Reality of Rubrics
In today’s educational system, students are very focused on grades. It’s the system we designed as a culture, so this should not come as a surprise. In work, school and even social circles, students (all citizens really) are being evaluated and given grades or status based on performance. But do students really understand how they earned their grade? Often times, a paper or project will be handed back to the student with instructor comments and a grade. That’s great. Students were given a task and consequently received a mark that is supposed to stand for the entirety of their work. Is it really surprising then that students appear disinterested in what is being assigned? Imagine spending hours of time on a task or assignment and then having the entirety of your effort relegated to a single letter or number. Frustrating, no?
To combat this problem, a push towards rubrics has been taking place in the classroom. A key part of students seeking certification for teaching is the EdTPA. In this evaluation, students must construct a grading rubric for the assignment they are required to design. While members of the educational community may fall anywhere on the spectrum regarding their approval or disapproval of the Common Core, the benefits of rubrics as a tool of assessment is undeniable. Rubrics not only allow students to focus on the key elements of the task at hand, they provide students with a wealth of knowledge in regards to the aspects of the assignment in which they struggled or succeeded. Rather than being given a summative grade, rubrics provide students with a more specific breakdown of their efforts. That way, students can zero in on their strengths and weaknesses as writers, or better yet, authors. Summative grades are ambiguous at best and do little to reinforce strengths, but rather highlight deficits.
Designing and assembling a rubric can be daunting. The process requires that a teacher give careful consideration to the elements of the structure that they value most. That way, students have a much more effective map or guide for the assignment as rubrics should be handed out before students begin the task of completing the assignment. In order to create a coherent, effective rubric, many teachers may choose to use Microsoft Word or some other word processor. However, in today’s digital era, there are a plethora of resources available to aspiring and current teachers alike. Rcampus.com, (the logo above will take you there) which I briefly mentioned in a previous post, is an incredible resource (FREE!!!!) available online. Sign-up literally takes under 10 minutes. As a member of this group, teachers have a variety of rubric designs available to pick and choose from. The format of a rubric can be frustrating to design as a Word document, yet with this site, all a teacher has to do is type. That’s right, the format and weighting scales are provided. To create a rubric, an instructor is required to address and provide the criteria for specific levels of the rubric. Rubric templates allow for users to expand or shrink the number of criteria, and users can also assign particular weights to each category. If a certain criteria on the rubric is deemed more important by teacher, they can weight it accordingly. With the rubric formed, a teacher merely has to assign the particular scores a student receives for each criterion and Rcampus.com will calculate the total score for them! This is a small sample of how an individual can utilize this site. There are also portfolio builders, and once the portfolios are built, instructors can submit and create a digital storage space for student work.

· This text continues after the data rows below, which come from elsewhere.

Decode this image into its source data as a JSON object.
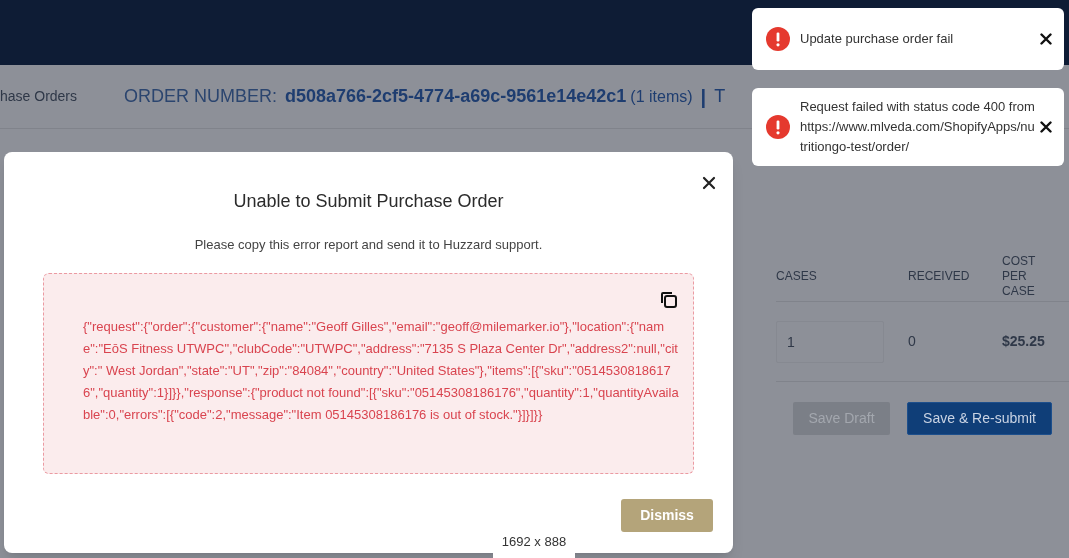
{
  "page": {
    "breadcrumb": "hase Orders",
    "order_label": "ORDER NUMBER:",
    "order_number": "d508a766-2cf5-4774-a69c-9561e14e42c1",
    "item_count": "(1 items)",
    "separator": "|",
    "cut_text": "T"
  },
  "table": {
    "columns": [
      "CASES",
      "RECEIVED",
      "COST PER CASE"
    ],
    "rows": [
      {
        "cases": "1",
        "received": "0",
        "cost": "$25.25"
      }
    ]
  },
  "buttons": [
    {
      "label": "Save Draft",
      "disabled": true
    },
    {
      "label": "Save & Re-submit",
      "disabled": false
    }
  ],
  "modal": {
    "title": "Unable to Submit Purchase Order",
    "message": "Please copy this error report and send it to Huzzard support.",
    "error_report": "{\"request\":{\"order\":{\"customer\":{\"name\":\"Geoff Gilles\",\"email\":\"geoff@milemarker.io\"},\"location\":{\"name\":\"EōS Fitness UTWPC\",\"clubCode\":\"UTWPC\",\"address\":\"7135 S Plaza Center Dr\",\"address2\":null,\"city\":\" West Jordan\",\"state\":\"UT\",\"zip\":\"84084\",\"country\":\"United States\"},\"items\":[{\"sku\":\"05145308186176\",\"quantity\":1}]}},\"response\":{\"product not found\":[{\"sku\":\"05145308186176\",\"quantity\":1,\"quantityAvailable\":0,\"errors\":[{\"code\":2,\"message\":\"Item 05145308186176 is out of stock.\"}]}]}}",
    "dismiss": "Dismiss"
  },
  "toasts": [
    {
      "message": "Update purchase order fail"
    },
    {
      "message": "Request failed with status code 400 from https://www.mlveda.com/ShopifyApps/nutritiongo-test/order/"
    }
  ],
  "size_label": "1692 x 888"
}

I could go on and on about the features of this website as you can realistically construct a virtual classroom by utilizing all features of the website. I will not however as that would diminish the importance of rubrics. They are essential in a classroom today. If we want to create a generation of critical readers, then they must be able to critically evaluate their own work. That is a difficult task when provided with so little feedback. Thus, the importance of rubrics is greater than ever before.